GOV. ARNOLD SCHWARZENEGGER unveiled a new prison blueprint Thursday that balances a building program with smart policies like the creation of a commission to review sentencing and parole guidelines. It's about time.
We were beginning to worry that the California prison guards union was calling the shots. Not only does it enjoy great influence over state elections, it has apparently enjoyed veto power over the selection of prison managers -- including those overseeing contract negotiations.
That was the gist of federal court testimony Wednesday by two former prison administrators who resigned within months of each other earlier this year because they found it impossible to do their jobs in the face of union interference. Jeanne Woodford and Roderick Q. Hickman said that two of Schwarzenegger's closest aides turned down their choices for important posts in the prison system at the behest of union officials.
Schwarzenegger began reaching out to unions after his special election failure last year. In the case of the prison guards union, that apparently meant acceding to its every wish, no matter how destructive for taxpayers or the state's deeply troubled prison system.
The outreach effort doesn't seem to have worked in the case of the California Correctional Peace Officers Assn., the formal name of the prison guards union. It ended up endorsing Democrat Phil Angelides in the governor's race. Schwarzenegger resoundingly beat Angelides in November, and as a result may feel emboldened to take on the union.

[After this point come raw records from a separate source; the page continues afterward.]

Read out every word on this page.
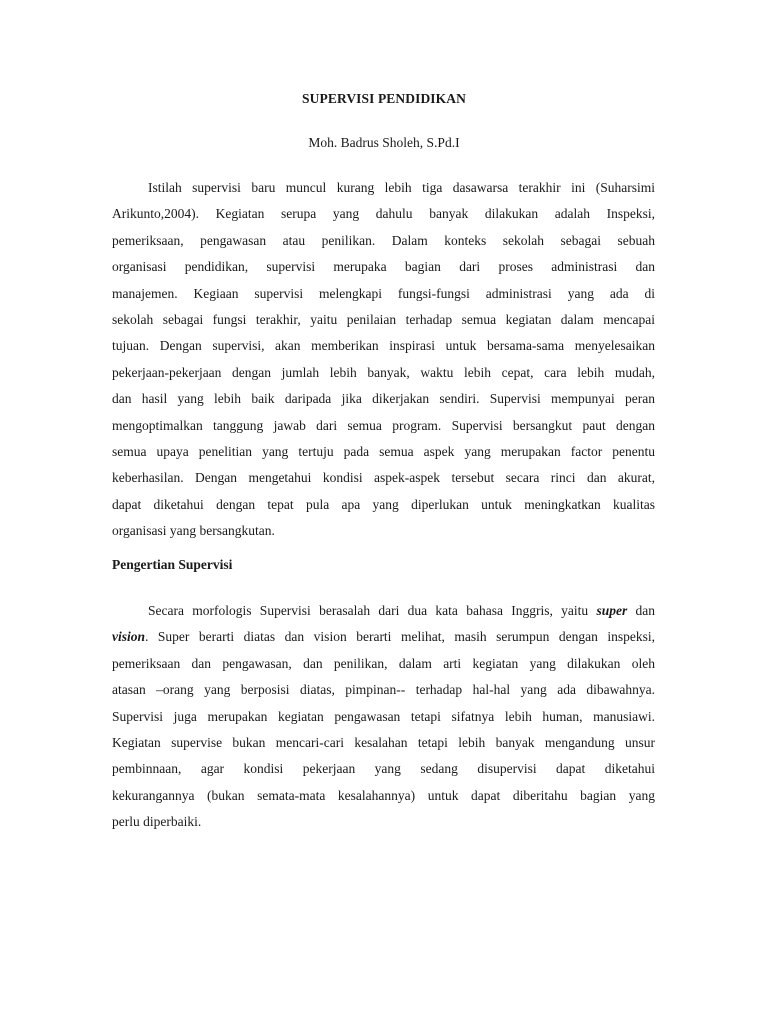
SUPERVISI PENDIDIKAN
Moh. Badrus Sholeh, S.Pd.I
Istilah supervisi baru muncul kurang lebih tiga dasawarsa terakhir ini (Suharsimi
Arikunto,2004). Kegiatan serupa yang dahulu banyak dilakukan adalah Inspeksi,
pemeriksaan, pengawasan atau penilikan. Dalam konteks sekolah sebagai sebuah
organisasi pendidikan, supervisi merupaka bagian dari proses administrasi dan
manajemen. Kegiaan supervisi melengkapi fungsi-fungsi administrasi yang ada di
sekolah sebagai fungsi terakhir, yaitu penilaian terhadap semua kegiatan dalam mencapai
tujuan. Dengan supervisi, akan memberikan inspirasi untuk bersama-sama menyelesaikan
pekerjaan-pekerjaan dengan jumlah lebih banyak, waktu lebih cepat, cara lebih mudah,
dan hasil yang lebih baik daripada jika dikerjakan sendiri. Supervisi mempunyai peran
mengoptimalkan tanggung jawab dari semua program. Supervisi bersangkut paut dengan
semua upaya penelitian yang tertuju pada semua aspek yang merupakan factor penentu
keberhasilan. Dengan mengetahui kondisi aspek-aspek tersebut secara rinci dan akurat,
dapat diketahui dengan tepat pula apa yang diperlukan untuk meningkatkan kualitas
organisasi yang bersangkutan.
Pengertian Supervisi
Secara morfologis Supervisi berasalah dari dua kata bahasa Inggris, yaitu super dan
vision. Super berarti diatas dan vision berarti melihat, masih serumpun dengan inspeksi,
pemeriksaan dan pengawasan, dan penilikan, dalam arti kegiatan yang dilakukan oleh
atasan –orang yang berposisi diatas, pimpinan-- terhadap hal-hal yang ada dibawahnya.
Supervisi juga merupakan kegiatan pengawasan tetapi sifatnya lebih human, manusiawi.
Kegiatan supervise bukan mencari-cari kesalahan tetapi lebih banyak mengandung unsur
pembinnaan, agar kondisi pekerjaan yang sedang disupervisi dapat diketahui
kekurangannya (bukan semata-mata kesalahannya) untuk dapat diberitahu bagian yang
perlu diperbaiki.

Last summer, the governor announced a simplistic plan to relieve overcrowding by building new prison facilities. It may be that California needs new prisons, but not as much as it needs reforms to its sentencing and parole rules, which would reduce the prison population, cut recidivism and make Californians safer from crime. Such reforms would be politically risky, however.
California has the worst recidivism rate in the nation, it faces a lawsuit over its jammed prison facilities and its prison healthcare system is so dangerously flawed that it had to be placed under receivership. We're glad the governor is finally getting on the right track to fix this mess.